Dès janvier, l’Assemblée des départements de France (ADF) a recensé 25 départements ayant des difficultés à boucler leur budget. La Direction Générale des Collectivités Locales (DGCL) a confirmé récemment que plus des 2/3 des départements pourraient être dans ce cas à l’horizon 2011.
Première responsable : la crise économique. Les départements en ont subi dès 2008 les premiers effets avec la contraction du marché immobilier et la diminution du produit des droits de mutation (DMTO), qui représentaient en moyenne 15 % de leurs recettes de fonctionnement en 2007. De plus, parmi les dépenses sociales assumées par les départements, celles afférentes aux minima sociaux (RSA/RMI), qui représentaient en moyenne 23 % de leur budget de fonctionnement en 2008, sont sensibles aux évolutions du marché du travail.
« Pour autant, la conjoncture économique n’explique pas, à elle seule, la détérioration de la situation », soulignent les experts financiers. Pour les 15 départements qui présentaient, selon les données de la DGCL, les ratios de désendettement les plus dégradés en 2007, la détérioration de leur situation financière a été plus rapide que l’échelon dans son ensemble, alors même que la part des droits de mutation et celle des dépenses de RMI dans leur budget était inférieure d’environ deux points à la moyenne du secteur départemental. Les caractéristiques tant géographique, démographique qu’économique et social concourent certes à la fragilisation financière de ces 15 départements.
« Cependant, on peut difficilement dresser un portait type de cet échantillon tant ces caractéristiques sont disparates », poursuivent les analystes de Standard and Poor’s. Même si les décisions propres des conseils généraux en termes de fiscalité, d’investissement ou d’interventions ne relevant pas de leur domaine de compétences obligatoires sont régulièrement rendues responsables de la dégradation de leur ratio de solvabilité financière, il « apparaît que la détérioration de la situation financière des départements relève avant tout de l’évolution de leurs dépenses obligatoires et plus particulièrement de celle de leur financement », pointent les experts.
Depuis 2002, les départements se sont vus successivement attribués par l’État la gestion de l’allocation personnalisée d’autonomie (APA), du revenu minimum d’insertion (RMI) devenu revenu de solidarité active (RSA) et des prestations de compensation du handicap (PCH-ACTP). S’y ajoutent les charges afférentes aux personnels non-enseignant des collèges transférés à partir de 2007. « Depuis leur transfert, l’écart entre ces dépenses et le montant de leur compensation n’a cessé de se creuser », concluent les spécialistes. Une situation aggravée par la suppression de la taxe professionnelle, au volet des recettes, dans le cadre de la réforme du financement des collectivités territoriales.

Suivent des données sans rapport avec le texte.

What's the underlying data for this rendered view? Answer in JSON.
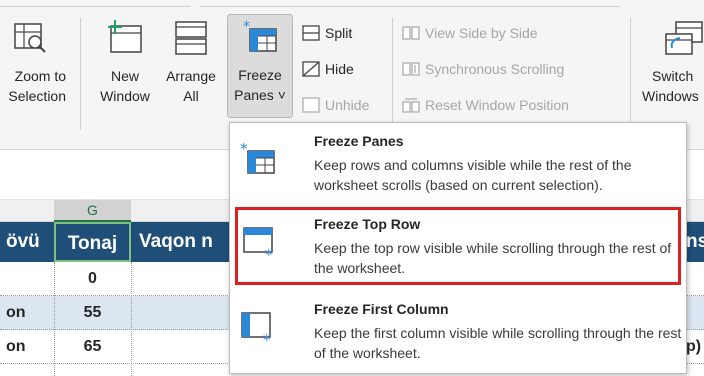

Pour Claudy Lebreton, président de l’ADF : « Standard and Poor’s donne une mauvaise note au gouvernement ». Alors que celui-ci ne cesse de présenter la hausse des droits de mutations DMTO) pour 2010 comme solution à ces difficultés, l’agence de notation internationale rappelle que « une telle hausse des DMTO n’est probablement pas appelée à se répéter dans les prochaines années ».
Comme l’ADF le dit depuis des mois, seules des mesures structurelles règleront « l’asphyxie budgétaire » que subissent les départements. Le président Lebreton demande « expressément » au gouvernement d’ouvrir sans délais des négociations pour trouver des solutions pérennes et durables aux enjeux financiers des conseils généraux.
Le malaise semble général alors même que les débats parlementaires sur la réforme territoriale, qui est appelée à changer profondément le cadre institutionnel et financier des collectivités territoriales, laissent poindre de nouveaux sujets d’achoppement.